New Yorkers shouldn’t have to beg for basic services—or wait weeks for issues to be resolved. The 311 and 911 systems generally function, but the agencies they route complaints to often fail to act. A Sliwa administration will finally close the loop and make sure agencies deliver.

Curtis will:

  • Create a 311 Accountability Dashboard—updated weekly, showing average agency response times, open requests, and service performance by agency and borough.

  • Require real proof of complaint resolution—photos, timestamps, or signed field reports—before a 311 case can be closed.

  • Allow urgent complaints to be routed directly to field supervisors, bypassing slow central intake offices.
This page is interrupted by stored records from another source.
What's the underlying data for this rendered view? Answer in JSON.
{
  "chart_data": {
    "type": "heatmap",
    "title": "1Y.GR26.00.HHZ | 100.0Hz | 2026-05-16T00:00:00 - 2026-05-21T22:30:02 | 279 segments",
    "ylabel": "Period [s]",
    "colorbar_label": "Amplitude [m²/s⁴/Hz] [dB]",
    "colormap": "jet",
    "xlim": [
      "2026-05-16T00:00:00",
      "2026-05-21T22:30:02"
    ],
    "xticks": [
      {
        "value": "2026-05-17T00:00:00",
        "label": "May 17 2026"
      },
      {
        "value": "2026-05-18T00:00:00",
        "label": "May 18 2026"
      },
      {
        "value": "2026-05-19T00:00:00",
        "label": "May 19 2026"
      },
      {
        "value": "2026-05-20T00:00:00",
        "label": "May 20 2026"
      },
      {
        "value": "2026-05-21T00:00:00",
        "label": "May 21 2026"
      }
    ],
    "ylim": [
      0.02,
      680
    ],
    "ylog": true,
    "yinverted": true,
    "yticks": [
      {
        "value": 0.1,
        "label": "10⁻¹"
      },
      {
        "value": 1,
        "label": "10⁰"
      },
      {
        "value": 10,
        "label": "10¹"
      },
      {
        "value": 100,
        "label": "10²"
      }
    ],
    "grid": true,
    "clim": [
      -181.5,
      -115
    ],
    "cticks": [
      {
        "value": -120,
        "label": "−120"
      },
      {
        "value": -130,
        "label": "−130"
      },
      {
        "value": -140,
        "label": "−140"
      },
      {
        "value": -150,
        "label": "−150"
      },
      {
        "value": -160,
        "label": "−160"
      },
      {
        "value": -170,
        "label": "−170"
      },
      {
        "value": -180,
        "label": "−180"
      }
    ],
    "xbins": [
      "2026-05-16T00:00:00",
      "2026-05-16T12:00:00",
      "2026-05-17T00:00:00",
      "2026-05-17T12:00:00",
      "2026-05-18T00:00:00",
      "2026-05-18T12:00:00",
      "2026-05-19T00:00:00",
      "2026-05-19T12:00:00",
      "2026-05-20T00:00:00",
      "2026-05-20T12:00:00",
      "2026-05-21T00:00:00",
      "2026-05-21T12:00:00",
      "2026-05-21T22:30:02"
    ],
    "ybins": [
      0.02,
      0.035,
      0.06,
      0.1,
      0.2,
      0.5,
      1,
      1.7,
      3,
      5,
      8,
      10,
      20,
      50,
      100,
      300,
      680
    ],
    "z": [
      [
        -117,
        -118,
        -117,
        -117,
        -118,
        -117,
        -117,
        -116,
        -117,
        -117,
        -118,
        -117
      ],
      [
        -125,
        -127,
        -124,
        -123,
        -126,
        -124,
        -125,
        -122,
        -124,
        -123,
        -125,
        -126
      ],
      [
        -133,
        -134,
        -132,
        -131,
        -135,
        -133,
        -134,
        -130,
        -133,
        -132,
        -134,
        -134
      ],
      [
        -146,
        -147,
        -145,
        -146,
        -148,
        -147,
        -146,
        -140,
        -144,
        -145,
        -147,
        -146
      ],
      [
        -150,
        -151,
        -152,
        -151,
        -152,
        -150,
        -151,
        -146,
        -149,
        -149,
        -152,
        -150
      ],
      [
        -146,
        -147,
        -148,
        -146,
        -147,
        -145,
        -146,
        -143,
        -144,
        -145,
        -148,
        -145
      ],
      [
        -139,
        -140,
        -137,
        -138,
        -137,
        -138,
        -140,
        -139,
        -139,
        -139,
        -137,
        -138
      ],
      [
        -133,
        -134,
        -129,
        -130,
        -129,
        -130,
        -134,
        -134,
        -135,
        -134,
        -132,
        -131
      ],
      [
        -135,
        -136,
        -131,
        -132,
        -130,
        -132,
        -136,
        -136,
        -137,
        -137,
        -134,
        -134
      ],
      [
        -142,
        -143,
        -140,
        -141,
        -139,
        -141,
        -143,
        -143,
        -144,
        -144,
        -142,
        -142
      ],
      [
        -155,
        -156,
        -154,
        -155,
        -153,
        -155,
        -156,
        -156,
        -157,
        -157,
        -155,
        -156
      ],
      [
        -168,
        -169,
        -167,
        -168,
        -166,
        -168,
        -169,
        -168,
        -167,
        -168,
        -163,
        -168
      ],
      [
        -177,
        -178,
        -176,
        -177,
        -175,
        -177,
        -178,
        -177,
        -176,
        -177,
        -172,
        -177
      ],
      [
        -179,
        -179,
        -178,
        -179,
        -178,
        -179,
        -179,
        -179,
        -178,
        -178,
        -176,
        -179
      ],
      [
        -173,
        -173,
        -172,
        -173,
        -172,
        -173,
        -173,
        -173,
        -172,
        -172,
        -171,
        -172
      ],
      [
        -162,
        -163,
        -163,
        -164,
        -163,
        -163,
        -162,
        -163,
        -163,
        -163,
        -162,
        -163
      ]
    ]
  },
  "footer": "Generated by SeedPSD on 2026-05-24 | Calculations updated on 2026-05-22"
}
  • Fix 911 dispatch coordination across NYPD, FDNY, and EMS to eliminate misrouted calls and communication breakdowns.

  • Audit citywide response time delays and hold agency heads directly accountable for repeated failures or ignored complaints.

New Yorkers don’t want another app or slogan—they want a government that answers the phone, shows up, and gets it done. Curtis Sliwa will deliver results—not excuses.

3. Full-Scale Audit of All City Agencies

New York City’s budget is bloated, but services have deteriorated. Taxpayers deserve to know where their money is going—and why so many city systems are broken.

 

Curtis will:

  • Conduct a forensic audit of every city agency to eliminate waste, redundancy, and mismanagement.

  • Identify agencies that serve no real function and propose elimination or consolidation.

  • Require real-time public spending transparency—so New Yorkers can track how every dollar is spent, line by line.

  • Create a searchable online portal showing contracts, grants, and spending by agency, vendor, and council district.

4. Ending Pay-to-Play Corruption

City contracts and funding should go to those who serve the public—not donors, insiders, or politically connected nonprofits.

 

Curtis will:

  • Put in place strict vetting and limits on lobbyists and donors in city contracting to guarantee fairness and accountability.

  • Enforce strict anti-nepotism and conflict-of-interest laws to prevent friends and family from benefiting off city deals.

  • End the nonprofit racket by cutting off city funding to groups that fail to deliver results or exist solely for political gain.

  • Reform the Department of Investigation (DOI) to root out construction fraud, political nepotism, and cronyism in procurement and contracting.

  • Ensure DOI has the staffing, independence, and mandate to investigate not just low-level waste—but systemic corruption at the highest levels of city government.

5. Eliminating Bureaucratic Bloat & Refocusing Government on Core Services

NYC government has grown too big, too slow, and too distracted from what matters. Curtis will put it back on track.

Curtis will:

  • Eliminate unnecessary bureaucratic positions and shift funding back to core services like police, fire, EMS, sanitation, and infrastructure.

  • Reduce the number of deputy mayors, consultants, and high-salaried political appointees who produce no value for taxpayers.

  • Consolidate redundant agencies and focus government on what people actually need—clean streets, safe neighborhoods, and working services.

 

Conclusion: Restoring Integrity and Accountability to NYC Government

For too long, City Hall has been run by insiders and career bureaucrats who care more about politics than performance. Curtis Sliwa will change that. He’ll make government efficient, responsive, and focused on results. No more waste. No more excuses. No more corruption. Just a government that works—for you.